One final comment: I'm originally from the UK, and we don't have anything like
the Valley, despite what various MPs and Ministers would like to believe. San
Francisco is not a requirement for life in a startup, and I've never
understood the glamour associated with it - maybe that's because I've never
been so I don't know what I'm missing, but I'm perfectly happy here :)

------
RickS
The founder of the startup I'm at now, imgix, had this to say about it:

[http://blog.chriszacharias.com/cruise-
ships](http://blog.chriszacharias.com/cruise-ships)

Google is a cruise ship. You're young and agile in a way that you'll likely
never be again. As a result, you're more risk-tolerant as well.

Risk accordingly.

Despite that, don't confuse commitment and risk. The bay is a big place. It's
expensive to live in, and full of unlikely opportunities in equally unlikely
places.

Find a month to month lease if you can, or crash with somebody you know. Don't
lock yourself down with a long lease, the environment moves too fast and your
priorities will evolve even faster once you hit the ground here. I think
you'll appreciate the agility. It's a mistake I made, and would probably
change given a do-over.

Another miscellaneous thought: there are so many startups and things like this
going on in the bay that it's actually a bit of a blur, and while it's easy to
meet many people doing what you describe, they're all very much wrapped up in
their own version of the story. A job at google actually gives you proximity
to bigger names, for longer, and with more purpose. From a networking
standpoint, that has value. I don't think it negates the sole-suckingness of a
giant org for someone with your personality, but it's at least worth noting.

------
shantkiraz
Experience trumps all, whether you start at a large corporation or a
bootstrapped startup.

I know a handful of people who've worked at YouTube, Microsoft, etc. who
earned great experience and ended up starting their own companies shortly
after.

My personal recommendation would be to go the startup route, and even if it
doesn't pan out, future employers will take notice of your effort and will
make you more employable.

------
htapiardz
Just remember, live the present! So follow your dreams, it must be difficult
to say no to Google. But it will be more difficult to regret all your life,
that you did not follow your dreams when you can.

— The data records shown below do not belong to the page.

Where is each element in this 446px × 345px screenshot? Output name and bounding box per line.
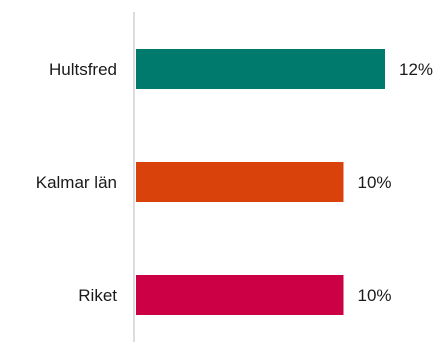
category-label: Hultsfred — [49, 60, 117, 79]
value-label: 12% — [399, 60, 433, 79]
bar-kalmar-län — [136, 162, 344, 202]
category-label: Kalmar län — [36, 173, 117, 192]
bar-hultsfred — [136, 49, 385, 89]
bar-riket — [136, 275, 344, 315]
value-label: 10% — [358, 173, 392, 192]
value-label: 10% — [358, 286, 392, 305]
category-label: Riket — [78, 286, 117, 305]
bars-group: Hultsfred 12% Kalmar län 10% Riket 10% — [36, 49, 433, 315]
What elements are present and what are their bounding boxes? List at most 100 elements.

Just keep in your head, you
only live once, so follow your DREAMS, it's your life you have TOTAL control
of it, and never regret from any decision you take and took because all of
them are Correct in the time you take or took them, there are not incorrect
ones just less accurate, and more accurate ones, but you only will discover
that in the future! So good luck! and be sure whatever you choose will be the
CORRECT decision.

------
yen223
If you work at Google but that doesn't work out, you can always leave and do
the startup thing.

If you work at a startup and that doesn't work out, you're thoroughly screwed.